We Who Are Alive and Remain
- Author: Marcus Brotherton
- Publisher: Penguin, Berkley-Caliber
- Publication date: 2009

= We Who Are Alive and Remain =

Military Non-fiction book by Marcus Brotherton

We Who Are Alive and Remain: Untold Stories from the Band of Brothers is a military non-fiction book published in 2009 by Penguin/Berkley-Caliber publishers. Journalist Marcus Brotherton is credited with the book's authorship. Brotherton also co-wrote Call of Duty with Lt. Lynn "Buck" Compton.

The book lists 20 main contributors all of whom were members of Easy Company, 506th PIR, 101st Airborne, the company of soldiers that has come to be known as the original Band of Brothers. The company's nickname, Band of Brothers, was taken from the 1992 book of the same name authored by historian Stephen Ambrose that was later turned into an award-winning HBO miniseries by Tom Hanks and Steven Spielberg in 2001.

The 20 contributors were all alive when the book was released in May 2009, except Norman Neitzke, who died December 8, 2008, at age 82, while the book was in the final stages of production.

The title of the book comes from 1 Thessalonians 4:17: "Then we who are alive and remain shall be caught up together with them in the clouds to meet the Lord in the air."

==Contributors==
- Roderick Bain
- Don Bond
- Roy Gates
- Ed Joint
- Joseph Lesniewski
- Al Mampre
- Earl McClung
- Norman Neitzke
- Ed "Doc" Pepping
- Frank Perconte
- Darrell "Shifty" Powers
- Frank J. Soboleski
- Herb Suerth, Jr. (president of the Men of Easy Company Association at the time of publication)
- Amos "Buck" Taylor
- Ed Tipper
- Bill Wingett
- Hank Zimmerman

The book traces the life stories of the contributors through basic training and World War II. Major campaigns of Easy Company include the Normandy Campaign, Operation Market Garden in the Netherlands, the Siege of Bastogne, Hagenau, Ruhr/ Germany, and occupation duties in Austria.

Three essays are provided at the back of the book in appendix form. The essays, titled Memories of my father, are from adult-children of deceased members of Easy Company. Mike Sobel talks about his father, Herbert Sobel.

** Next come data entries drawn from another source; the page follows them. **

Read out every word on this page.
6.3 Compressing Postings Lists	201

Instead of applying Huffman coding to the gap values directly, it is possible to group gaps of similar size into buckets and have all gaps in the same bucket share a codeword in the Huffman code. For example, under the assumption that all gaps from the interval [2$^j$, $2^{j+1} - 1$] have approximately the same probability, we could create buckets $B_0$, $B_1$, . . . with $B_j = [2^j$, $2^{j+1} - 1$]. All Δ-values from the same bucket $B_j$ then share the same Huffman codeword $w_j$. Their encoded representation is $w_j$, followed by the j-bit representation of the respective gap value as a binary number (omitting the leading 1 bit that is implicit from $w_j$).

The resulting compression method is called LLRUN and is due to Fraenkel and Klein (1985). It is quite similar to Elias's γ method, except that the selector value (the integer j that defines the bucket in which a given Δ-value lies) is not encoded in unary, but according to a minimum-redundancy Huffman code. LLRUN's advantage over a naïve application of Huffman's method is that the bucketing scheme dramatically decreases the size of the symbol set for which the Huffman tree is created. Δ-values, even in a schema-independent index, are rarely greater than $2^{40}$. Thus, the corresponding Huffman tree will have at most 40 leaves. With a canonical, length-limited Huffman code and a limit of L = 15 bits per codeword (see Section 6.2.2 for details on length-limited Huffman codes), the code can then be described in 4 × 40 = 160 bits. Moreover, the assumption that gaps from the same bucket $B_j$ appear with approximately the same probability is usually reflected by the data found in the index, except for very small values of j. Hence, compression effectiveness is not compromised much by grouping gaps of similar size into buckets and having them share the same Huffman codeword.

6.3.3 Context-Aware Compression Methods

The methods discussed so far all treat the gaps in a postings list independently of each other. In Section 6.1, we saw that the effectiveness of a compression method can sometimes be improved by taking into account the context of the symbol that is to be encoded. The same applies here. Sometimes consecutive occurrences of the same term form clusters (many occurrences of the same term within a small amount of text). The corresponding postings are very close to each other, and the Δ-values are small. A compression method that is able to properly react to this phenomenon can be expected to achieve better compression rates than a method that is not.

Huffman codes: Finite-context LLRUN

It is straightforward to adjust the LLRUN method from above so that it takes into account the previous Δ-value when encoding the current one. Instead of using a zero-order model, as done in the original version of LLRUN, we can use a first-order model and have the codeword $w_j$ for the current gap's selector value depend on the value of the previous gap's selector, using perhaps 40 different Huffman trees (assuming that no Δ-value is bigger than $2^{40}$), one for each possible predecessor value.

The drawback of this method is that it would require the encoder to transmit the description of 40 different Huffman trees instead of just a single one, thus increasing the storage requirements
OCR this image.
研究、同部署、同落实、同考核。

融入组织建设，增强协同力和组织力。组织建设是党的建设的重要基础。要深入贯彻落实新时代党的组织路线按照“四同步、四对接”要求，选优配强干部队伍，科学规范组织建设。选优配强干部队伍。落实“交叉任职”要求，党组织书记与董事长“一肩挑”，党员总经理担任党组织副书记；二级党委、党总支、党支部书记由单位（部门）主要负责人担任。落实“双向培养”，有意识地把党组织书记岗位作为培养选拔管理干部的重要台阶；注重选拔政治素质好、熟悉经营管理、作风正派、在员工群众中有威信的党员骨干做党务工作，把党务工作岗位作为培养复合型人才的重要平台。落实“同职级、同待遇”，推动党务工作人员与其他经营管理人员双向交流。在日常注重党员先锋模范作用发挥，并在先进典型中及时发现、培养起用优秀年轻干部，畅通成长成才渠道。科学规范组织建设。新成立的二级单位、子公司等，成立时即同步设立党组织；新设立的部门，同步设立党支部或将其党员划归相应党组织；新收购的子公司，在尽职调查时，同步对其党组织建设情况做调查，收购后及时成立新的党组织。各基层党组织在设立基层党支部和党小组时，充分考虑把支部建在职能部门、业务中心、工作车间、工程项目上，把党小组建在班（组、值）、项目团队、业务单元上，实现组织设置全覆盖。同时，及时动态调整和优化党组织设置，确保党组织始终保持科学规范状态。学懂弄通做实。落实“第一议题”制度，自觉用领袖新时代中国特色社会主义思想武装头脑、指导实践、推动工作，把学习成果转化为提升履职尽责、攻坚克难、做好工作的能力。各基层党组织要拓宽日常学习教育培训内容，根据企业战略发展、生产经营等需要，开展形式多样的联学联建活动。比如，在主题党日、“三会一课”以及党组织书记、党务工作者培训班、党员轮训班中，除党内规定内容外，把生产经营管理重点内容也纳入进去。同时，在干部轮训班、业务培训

C. Susan Finn talks about her father, Robert Burr Smith, and George Luz Jr. and Lana Luz Miller (brother and sister) talk about their father, George Luz Sr.

The book made the New York Times Extended Bestseller list for Hardcover Nonfiction the sales week of June 28, 2009. The following week it climbed from #34 to #28. In July 2009 the book reached #10 on the New York Times Bestseller list for Political books.